Oh, two last things. First, run like hell from the person who starts talking like the shit disturbers who created so much hardship and problems for this film. If you’re doing something like this, doing anything remotely like what I did with people even half as much fun to be around, don’t let the shit disturbing bastards bring you down. And, second, if you can’t wrap your head around the right mindset and you think you have to have your perks to have a good time or you think that it’s your job to be the shit disturbing bastards and point out to everyone that they’re not getting their perks… Stay the fuck home. You’re nothing but poison. You’re nothing more than the jackass that you yourself probably work with or have worked with at some job or another that you and everyone else hated because all they did was stir the pot or constantly talk about how everything was so much worse than it actually is. You’re not needed, you’re not wanted and you’re not worth it to have around.
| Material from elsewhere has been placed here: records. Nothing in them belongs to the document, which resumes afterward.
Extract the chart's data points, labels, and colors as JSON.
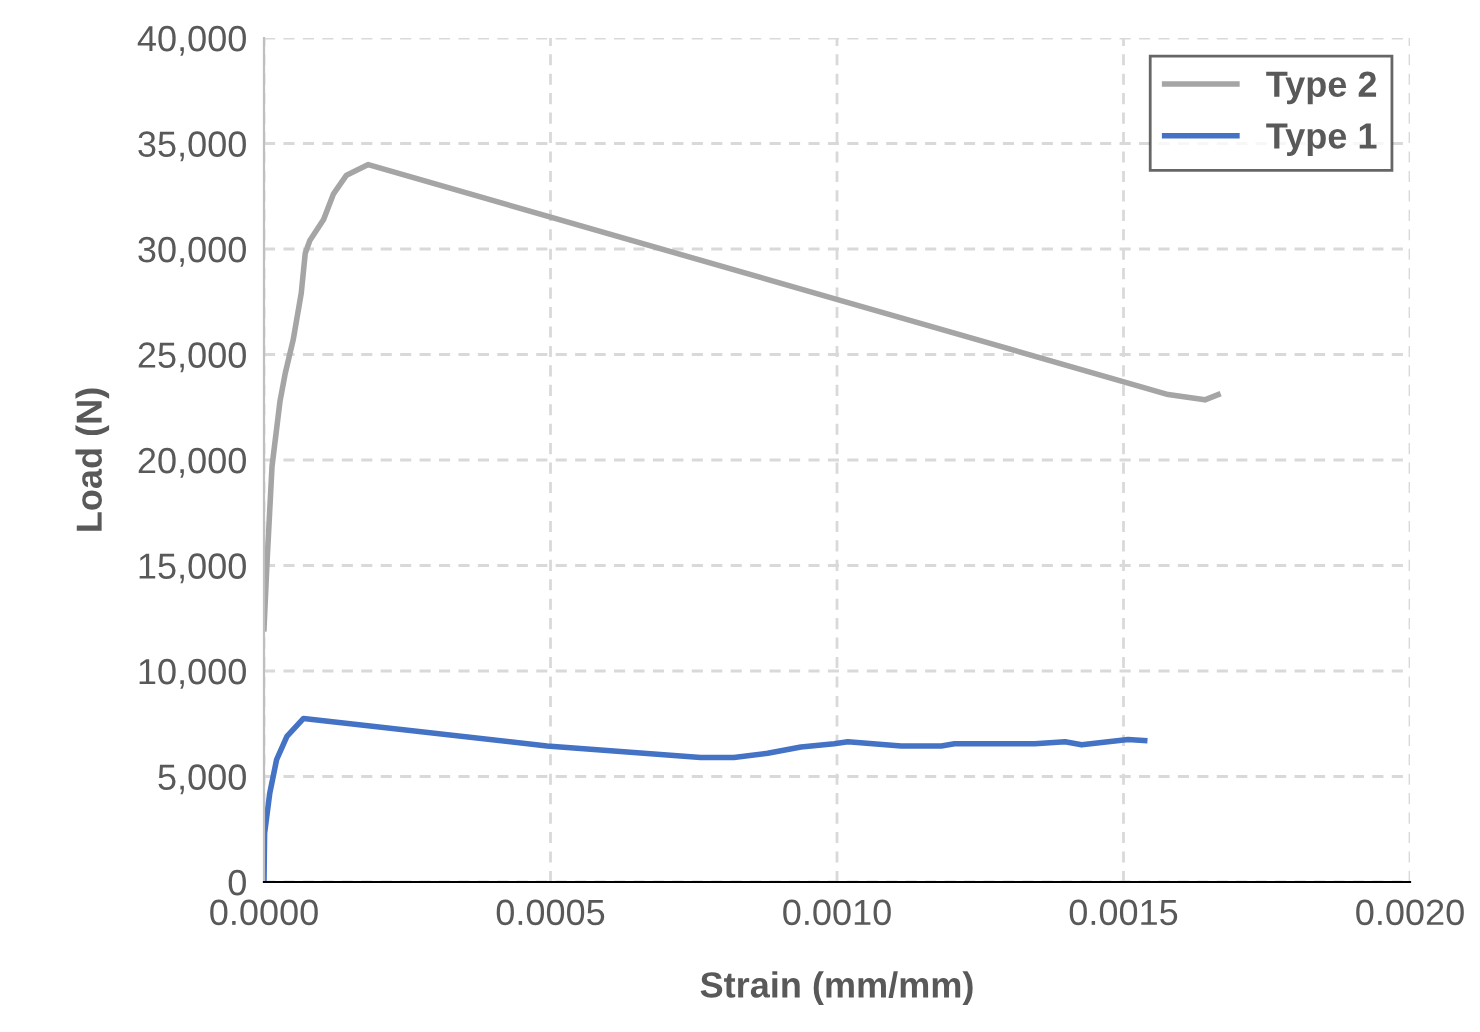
{
  "chart_data": {
    "type": "line",
    "xlabel": "Strain (mm/mm)",
    "ylabel": "Load (N)",
    "xlim": [
      0,
      0.002
    ],
    "xticks": [
      {
        "value": 0,
        "label": "0.0000"
      },
      {
        "value": 0.0005,
        "label": "0.0005"
      },
      {
        "value": 0.001,
        "label": "0.0010"
      },
      {
        "value": 0.0015,
        "label": "0.0015"
      },
      {
        "value": 0.002,
        "label": "0.0020"
      }
    ],
    "ylim": [
      0,
      40000
    ],
    "yticks": [
      {
        "value": 0,
        "label": "0"
      },
      {
        "value": 5000,
        "label": "5,000"
      },
      {
        "value": 10000,
        "label": "10,000"
      },
      {
        "value": 15000,
        "label": "15,000"
      },
      {
        "value": 20000,
        "label": "20,000"
      },
      {
        "value": 25000,
        "label": "25,000"
      },
      {
        "value": 30000,
        "label": "30,000"
      },
      {
        "value": 35000,
        "label": "35,000"
      },
      {
        "value": 40000,
        "label": "40,000"
      }
    ],
    "grid": true,
    "legend": "top right",
    "marker": "none",
    "line_style": "solid",
    "series": [
      {
        "name": "Type 2",
        "color": "#a5a5a5",
        "x": [
          0,
          5e-06,
          1.4e-05,
          2.8e-05,
          3.7e-05,
          5.1e-05,
          6.5e-05,
          7.2e-05,
          8e-05,
          0.000104,
          0.000121,
          0.000144,
          0.000182,
          0.001001,
          0.001578,
          0.001642,
          0.001665
        ],
        "values": [
          12000,
          15000,
          19700,
          22800,
          24100,
          25700,
          27900,
          29800,
          30400,
          31400,
          32600,
          33500,
          34000,
          27600,
          23100,
          22850,
          23100
        ]
      },
      {
        "name": "Type 1",
        "color": "#4472c4",
        "x": [
          0,
          1e-06,
          1e-05,
          2.2e-05,
          4e-05,
          6.9e-05,
          0.000494,
          0.000762,
          0.00082,
          0.000879,
          0.000937,
          0.000995,
          0.001019,
          0.001112,
          0.001182,
          0.001205,
          0.001345,
          0.001398,
          0.001427,
          0.001508,
          0.001537
        ],
        "values": [
          0,
          2300,
          4200,
          5800,
          6900,
          7750,
          6450,
          5900,
          5900,
          6100,
          6400,
          6550,
          6650,
          6450,
          6450,
          6550,
          6550,
          6650,
          6500,
          6750,
          6700
        ]
      }
    ]
  }
}
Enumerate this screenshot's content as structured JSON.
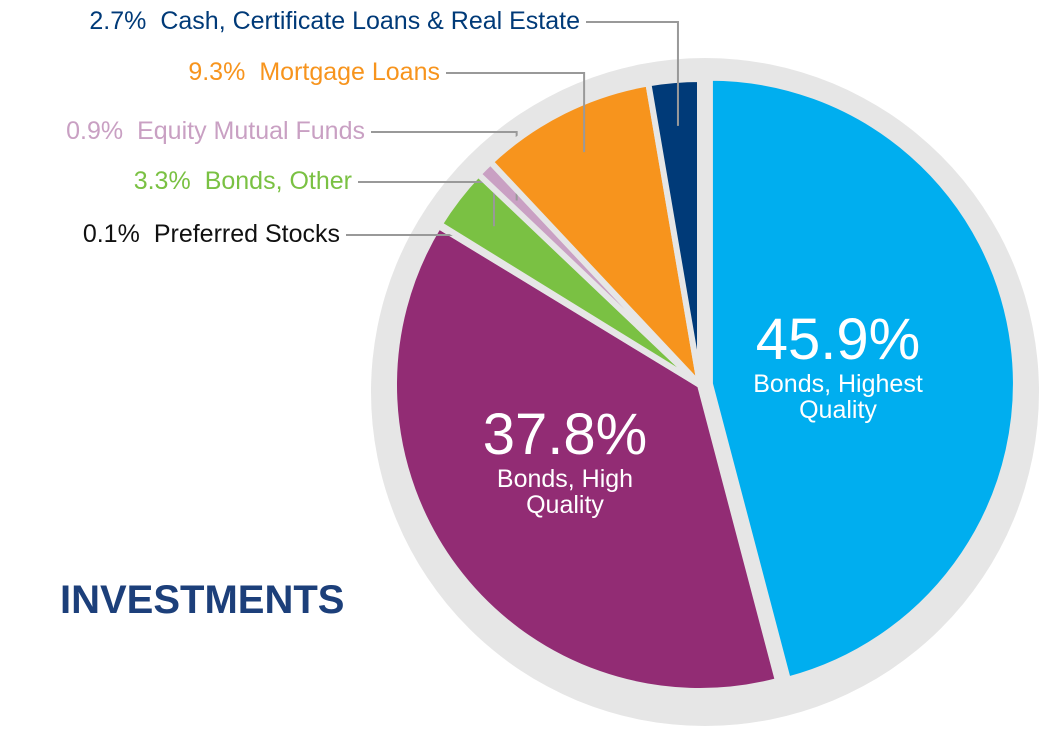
{
  "chart_data": {
    "type": "pie",
    "title": "INVESTMENTS",
    "categories": [
      "Bonds, Highest Quality",
      "Bonds, High Quality",
      "Preferred Stocks",
      "Bonds, Other",
      "Equity Mutual Funds",
      "Mortgage Loans",
      "Cash, Certificate Loans & Real Estate"
    ],
    "values": [
      45.9,
      37.8,
      0.1,
      3.3,
      0.9,
      9.3,
      2.7
    ],
    "value_labels": [
      "45.9%",
      "37.8%",
      "0.1%",
      "3.3%",
      "0.9%",
      "9.3%",
      "2.7%"
    ],
    "colors": [
      "#00aeef",
      "#922c74",
      "#111111",
      "#7ac143",
      "#c9a0c3",
      "#f7941d",
      "#003a78"
    ]
  }
}
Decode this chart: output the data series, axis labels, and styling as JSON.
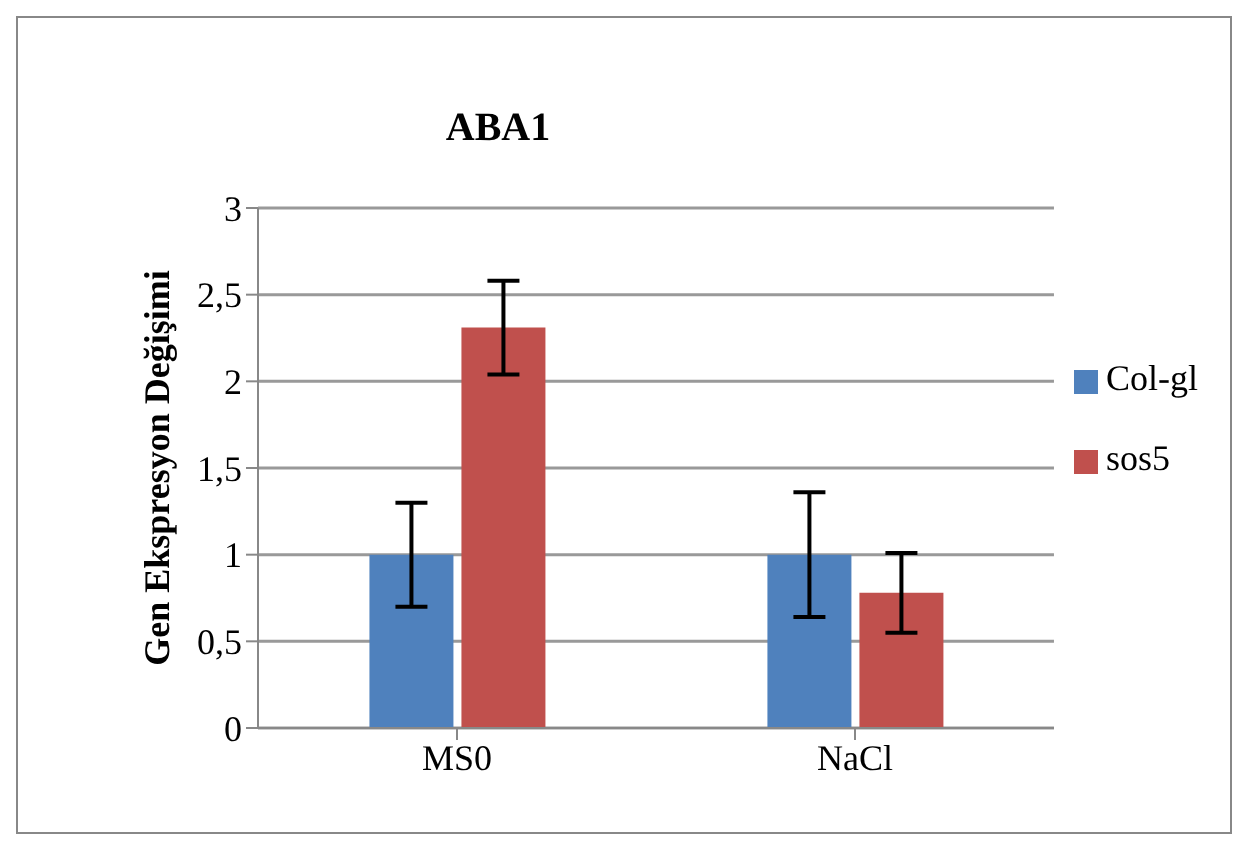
{
  "chart_data": {
    "type": "bar",
    "title": "ABA1",
    "ylabel": "Gen Ekspresyon Değişimi",
    "categories": [
      "MS0",
      "NaCl"
    ],
    "series": [
      {
        "name": "Col-gl",
        "color": "#4f81bd",
        "values": [
          1,
          1
        ],
        "errors": [
          0.3,
          0.36
        ]
      },
      {
        "name": "sos5",
        "color": "#c0504d",
        "values": [
          2.31,
          0.78
        ],
        "errors": [
          0.27,
          0.23
        ]
      }
    ],
    "ylim": [
      0,
      3
    ],
    "yticks": [
      0,
      {
        "value": 0.5,
        "label": "0,5"
      },
      1,
      {
        "value": 1.5,
        "label": "1,5"
      },
      2,
      {
        "value": 2.5,
        "label": "2,5"
      },
      3
    ],
    "grid": "y",
    "legend": "right"
  }
}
But you… No, not you but that other guy there… You get it? Great, then come on out and play. Let’s have some fun and be a part of something that’s cool as hell.

  1. Bill Mulligan says:


    I wish we had a dozen of you but instead i just have to be thankful that we got you at all. How many people get that lucky?

    You’ve always gone WAY beyond the call of duty to make things work up to an including this weekend and I hope you know just how appreciated you are. But even if you ignore all the financial contributions you’ve made there’s another reason why people’s faces light up when I tell them “Jerry’s coming.”; your enthusiasm, positive attitude and pure love for the whole idea of being in a movie. It’s the one thing you’d better not lose when you’re doing indie films. I still wake up amazed that I’m doing this.

    So I think I can safely speak for everyone when I say Thank you, Jerry, for everything you’ve done for the film, for being a great friend and giving us the kind of emotional support we really needed when things went bad. having a story you’ve nurtured get turned into a movie is a dream come true; watching it come this close to falling apart is a soul beating affair. I said we got through it because of the people around us and you are one of the main people I was talking about. For that i will always be grateful.

  2. Sean says:

    When I read “one of the things that was used to criticize and attack” I was reminded of something that was said to me a while back. Criticism isn’t a bad thing if done AND taken correctly. If your only goal in making criticisms is to be hurtful, people aren’t going to want to work with you or be around you.

    I’ve worked with a lot of people in television. There are some who are only in it for the paycheck. There’s no heart in what they do, no pride in any accomplishment, and generally they’re the first people to complain when something isn’t up to spec. Generally, their work is so far below spec it’s laughable when they get annoyed with other people. Then there are the ones that do it for the right reasons, and you can see it in the finished production.

    • jjchandler says:

      Yeah, but, and trust me on this, Sean, they weren’t even in the same ballpark as “done AND taken correctly” type of comments. I saw one of the things that they wrote and sent out for public consumption before heading down for the Easter shoot and all they were about was trying to rip others apart while talking themselves up and basically destroy what was being done. Just complete nozzles and then some.